In truth, my family is probably much more interested–and justifiably so–in taking me apart after two long drives in 3 days.
(If this doesn’t get my wife to comment on my blog, nothing will….)
*this is the final excerpt from what I’ve called the “big truck” series–an abandoned, unfinished road trip novel I lost interest in 17 years ago and recently revisited. I added it partially in response to posts by our friends over at the excellent Great Plains Trail blog–where they’re building something awesome. The Great Plains are remarkable, and filled with beauty and wonder both magnificent and subtle, but all that open land always strikes me as a little spooky, a sentiment that carried over into the following passage
From the hive he drove straight on, stopping three hundred miles in, when the fuel tank approached one quarter.
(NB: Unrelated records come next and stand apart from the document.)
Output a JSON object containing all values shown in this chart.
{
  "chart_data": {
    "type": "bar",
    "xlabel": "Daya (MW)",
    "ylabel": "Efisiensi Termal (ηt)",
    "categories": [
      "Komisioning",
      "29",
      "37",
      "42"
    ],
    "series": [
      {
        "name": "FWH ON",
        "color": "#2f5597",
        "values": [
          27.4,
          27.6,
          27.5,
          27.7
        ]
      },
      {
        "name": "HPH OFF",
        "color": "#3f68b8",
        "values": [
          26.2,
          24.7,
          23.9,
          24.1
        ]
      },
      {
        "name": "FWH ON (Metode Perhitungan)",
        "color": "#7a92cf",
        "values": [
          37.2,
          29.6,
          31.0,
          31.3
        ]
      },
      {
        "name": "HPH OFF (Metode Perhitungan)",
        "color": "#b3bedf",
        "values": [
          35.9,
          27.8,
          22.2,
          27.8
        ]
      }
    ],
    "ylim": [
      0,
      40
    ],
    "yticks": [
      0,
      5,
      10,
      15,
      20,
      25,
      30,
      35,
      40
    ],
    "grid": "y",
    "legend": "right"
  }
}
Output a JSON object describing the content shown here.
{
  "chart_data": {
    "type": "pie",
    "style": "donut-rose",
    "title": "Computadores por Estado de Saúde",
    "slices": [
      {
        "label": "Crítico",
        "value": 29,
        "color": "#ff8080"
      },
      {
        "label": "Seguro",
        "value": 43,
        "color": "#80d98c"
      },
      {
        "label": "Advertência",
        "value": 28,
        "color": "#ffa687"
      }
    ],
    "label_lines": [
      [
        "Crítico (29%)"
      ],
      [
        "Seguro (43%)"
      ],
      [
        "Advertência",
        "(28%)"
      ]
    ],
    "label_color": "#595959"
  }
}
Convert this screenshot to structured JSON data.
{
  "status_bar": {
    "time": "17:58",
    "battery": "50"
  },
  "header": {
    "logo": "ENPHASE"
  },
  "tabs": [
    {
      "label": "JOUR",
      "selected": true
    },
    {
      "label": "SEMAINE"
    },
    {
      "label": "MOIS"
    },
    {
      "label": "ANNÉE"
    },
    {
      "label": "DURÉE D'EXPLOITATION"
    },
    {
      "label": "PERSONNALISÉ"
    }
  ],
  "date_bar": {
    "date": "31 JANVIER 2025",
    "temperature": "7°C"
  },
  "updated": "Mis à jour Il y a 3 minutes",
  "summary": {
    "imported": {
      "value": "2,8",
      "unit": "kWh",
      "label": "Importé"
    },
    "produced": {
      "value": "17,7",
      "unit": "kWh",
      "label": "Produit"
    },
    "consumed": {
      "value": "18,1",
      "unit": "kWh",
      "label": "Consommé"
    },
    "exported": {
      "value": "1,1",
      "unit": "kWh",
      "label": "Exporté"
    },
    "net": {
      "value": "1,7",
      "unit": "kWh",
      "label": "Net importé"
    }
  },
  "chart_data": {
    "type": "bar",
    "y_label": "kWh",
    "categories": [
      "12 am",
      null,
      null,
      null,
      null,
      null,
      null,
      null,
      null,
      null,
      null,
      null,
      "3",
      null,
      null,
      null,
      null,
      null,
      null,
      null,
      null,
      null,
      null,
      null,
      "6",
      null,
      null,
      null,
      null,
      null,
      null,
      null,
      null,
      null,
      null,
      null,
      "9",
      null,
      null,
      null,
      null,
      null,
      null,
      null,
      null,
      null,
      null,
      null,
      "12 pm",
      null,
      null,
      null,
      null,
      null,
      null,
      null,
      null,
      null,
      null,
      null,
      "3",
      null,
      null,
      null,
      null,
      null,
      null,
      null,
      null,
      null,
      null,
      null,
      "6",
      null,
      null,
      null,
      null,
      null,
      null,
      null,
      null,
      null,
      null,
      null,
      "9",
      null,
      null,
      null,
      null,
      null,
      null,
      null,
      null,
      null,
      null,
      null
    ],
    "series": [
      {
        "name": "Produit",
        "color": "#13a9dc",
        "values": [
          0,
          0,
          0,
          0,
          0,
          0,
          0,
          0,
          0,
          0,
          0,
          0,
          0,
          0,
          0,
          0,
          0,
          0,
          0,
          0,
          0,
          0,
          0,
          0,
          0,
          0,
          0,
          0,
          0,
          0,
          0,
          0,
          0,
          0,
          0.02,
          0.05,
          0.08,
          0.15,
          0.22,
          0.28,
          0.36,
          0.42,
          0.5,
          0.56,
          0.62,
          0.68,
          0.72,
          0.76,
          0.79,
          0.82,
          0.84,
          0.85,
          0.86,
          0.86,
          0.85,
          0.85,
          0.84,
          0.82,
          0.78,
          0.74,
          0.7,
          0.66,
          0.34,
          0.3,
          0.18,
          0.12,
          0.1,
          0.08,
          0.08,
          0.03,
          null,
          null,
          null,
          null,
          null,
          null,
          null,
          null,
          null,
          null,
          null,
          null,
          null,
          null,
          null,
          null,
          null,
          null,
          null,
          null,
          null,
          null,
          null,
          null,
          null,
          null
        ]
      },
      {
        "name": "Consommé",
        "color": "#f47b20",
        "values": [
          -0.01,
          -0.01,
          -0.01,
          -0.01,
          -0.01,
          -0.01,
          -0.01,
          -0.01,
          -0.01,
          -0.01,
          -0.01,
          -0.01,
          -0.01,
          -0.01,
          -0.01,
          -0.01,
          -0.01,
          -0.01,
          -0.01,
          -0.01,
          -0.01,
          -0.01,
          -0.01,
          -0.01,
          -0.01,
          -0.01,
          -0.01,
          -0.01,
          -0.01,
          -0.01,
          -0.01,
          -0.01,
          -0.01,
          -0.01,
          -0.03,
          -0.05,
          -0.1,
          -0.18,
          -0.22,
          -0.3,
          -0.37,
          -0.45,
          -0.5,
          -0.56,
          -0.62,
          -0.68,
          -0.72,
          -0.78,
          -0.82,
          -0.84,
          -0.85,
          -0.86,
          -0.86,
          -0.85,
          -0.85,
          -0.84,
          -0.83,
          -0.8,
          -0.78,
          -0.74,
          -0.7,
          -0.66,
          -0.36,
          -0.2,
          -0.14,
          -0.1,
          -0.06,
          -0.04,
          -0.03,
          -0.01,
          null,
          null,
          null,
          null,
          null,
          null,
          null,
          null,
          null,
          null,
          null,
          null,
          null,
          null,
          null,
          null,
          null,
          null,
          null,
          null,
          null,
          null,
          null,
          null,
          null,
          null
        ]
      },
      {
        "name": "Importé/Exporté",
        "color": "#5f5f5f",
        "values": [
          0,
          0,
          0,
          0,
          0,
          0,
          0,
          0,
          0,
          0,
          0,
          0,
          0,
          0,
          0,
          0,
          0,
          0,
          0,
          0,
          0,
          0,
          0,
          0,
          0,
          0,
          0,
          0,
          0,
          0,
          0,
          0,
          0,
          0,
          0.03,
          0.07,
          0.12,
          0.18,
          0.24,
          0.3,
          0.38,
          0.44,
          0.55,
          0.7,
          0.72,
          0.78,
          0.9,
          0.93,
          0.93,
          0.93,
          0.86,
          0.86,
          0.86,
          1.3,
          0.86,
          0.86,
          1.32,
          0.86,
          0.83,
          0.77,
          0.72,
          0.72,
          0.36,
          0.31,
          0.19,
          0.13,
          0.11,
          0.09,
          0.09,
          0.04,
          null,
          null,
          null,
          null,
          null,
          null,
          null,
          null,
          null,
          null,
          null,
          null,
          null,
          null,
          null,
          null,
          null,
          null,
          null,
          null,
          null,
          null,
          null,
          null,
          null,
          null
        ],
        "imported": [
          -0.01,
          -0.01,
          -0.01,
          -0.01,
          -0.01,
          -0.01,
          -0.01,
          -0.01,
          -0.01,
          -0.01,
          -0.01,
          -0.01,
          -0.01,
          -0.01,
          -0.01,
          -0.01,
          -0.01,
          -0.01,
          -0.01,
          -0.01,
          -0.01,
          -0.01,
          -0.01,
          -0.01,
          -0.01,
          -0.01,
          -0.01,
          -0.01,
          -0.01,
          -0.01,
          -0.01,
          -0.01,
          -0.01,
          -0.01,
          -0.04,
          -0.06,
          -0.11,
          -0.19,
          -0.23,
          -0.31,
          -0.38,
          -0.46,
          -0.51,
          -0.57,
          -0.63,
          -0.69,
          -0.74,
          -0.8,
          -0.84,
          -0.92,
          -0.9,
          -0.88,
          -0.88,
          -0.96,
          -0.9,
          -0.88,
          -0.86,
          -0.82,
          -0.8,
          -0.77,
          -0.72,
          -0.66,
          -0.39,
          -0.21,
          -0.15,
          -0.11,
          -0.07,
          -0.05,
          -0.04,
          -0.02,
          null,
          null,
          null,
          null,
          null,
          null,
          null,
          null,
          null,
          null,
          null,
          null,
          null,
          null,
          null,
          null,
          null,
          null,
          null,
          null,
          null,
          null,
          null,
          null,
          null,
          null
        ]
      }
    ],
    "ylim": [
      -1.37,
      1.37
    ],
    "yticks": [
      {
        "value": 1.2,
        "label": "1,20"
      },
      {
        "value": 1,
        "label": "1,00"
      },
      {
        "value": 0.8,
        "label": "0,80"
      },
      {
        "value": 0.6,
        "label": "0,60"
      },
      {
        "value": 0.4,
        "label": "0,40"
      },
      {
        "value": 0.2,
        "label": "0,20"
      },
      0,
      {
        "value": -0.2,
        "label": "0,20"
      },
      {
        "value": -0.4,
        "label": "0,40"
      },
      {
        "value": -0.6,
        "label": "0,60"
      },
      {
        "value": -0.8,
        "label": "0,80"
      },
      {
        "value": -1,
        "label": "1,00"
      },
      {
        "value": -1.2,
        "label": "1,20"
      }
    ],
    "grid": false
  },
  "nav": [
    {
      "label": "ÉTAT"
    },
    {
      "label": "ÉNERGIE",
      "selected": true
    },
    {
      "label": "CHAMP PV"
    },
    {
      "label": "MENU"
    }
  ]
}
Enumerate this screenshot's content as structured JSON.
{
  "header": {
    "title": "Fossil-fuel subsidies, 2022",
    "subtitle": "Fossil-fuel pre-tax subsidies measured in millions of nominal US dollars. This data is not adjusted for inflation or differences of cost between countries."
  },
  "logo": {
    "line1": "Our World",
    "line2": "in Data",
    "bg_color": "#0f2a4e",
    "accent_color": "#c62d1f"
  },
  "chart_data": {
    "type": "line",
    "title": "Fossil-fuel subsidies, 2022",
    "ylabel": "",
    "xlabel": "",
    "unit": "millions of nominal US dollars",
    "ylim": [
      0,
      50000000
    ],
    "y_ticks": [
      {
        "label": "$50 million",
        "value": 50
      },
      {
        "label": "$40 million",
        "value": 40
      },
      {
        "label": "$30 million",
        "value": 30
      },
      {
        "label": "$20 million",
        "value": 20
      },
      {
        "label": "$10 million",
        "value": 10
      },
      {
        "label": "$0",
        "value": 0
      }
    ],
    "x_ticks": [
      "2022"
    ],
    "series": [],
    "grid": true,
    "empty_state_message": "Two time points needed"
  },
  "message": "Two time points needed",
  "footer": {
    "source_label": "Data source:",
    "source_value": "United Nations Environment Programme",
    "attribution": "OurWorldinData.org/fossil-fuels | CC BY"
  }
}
Standing tight-shouldered and shivering at a self-service pump, feeling the fuel surge through the hose and into the truck, a tangible exchange of power, perched on the edge of unending Iowa, he looked out on hard gray fields frosted soil and stubble pierced here and there with copses of trees clustered about tiny empires of tidy framed houses, barns, and outbuildings: feudal kingdoms of maize, wheat, and soy. He wondered what sort of paradise it would be once the trees donned their canopies; but something about the flatness of the land unnerved a young man who had spent the relatively few years of his life traveling far, but only in latitudes, only up and down the broad, fecund spine of the Appalachians and the lands that separated those ancient mountains from the sea that once lapped at their flanks. Too young to fear death or need great favors, his musings rarely turned to the protestant God who had perched, predatory, above his childhood, but he thought it chilling that in the great exposures of plain and prairie, there was no place to cower and hide and cringe-that God could reach down to smite and scatter and howl vengeance unimpeded by mountain or foothill or cliff. And indeed He did, Hart realized, needing no great powers of concentration to recall the droughts and floods and blizzards and twisters that ravaged the region in biblical justice, almost ritually scourged and scoured the Midwest. He supposed that these were the prices exacted for the privilege of living in the long, flat shadow of God.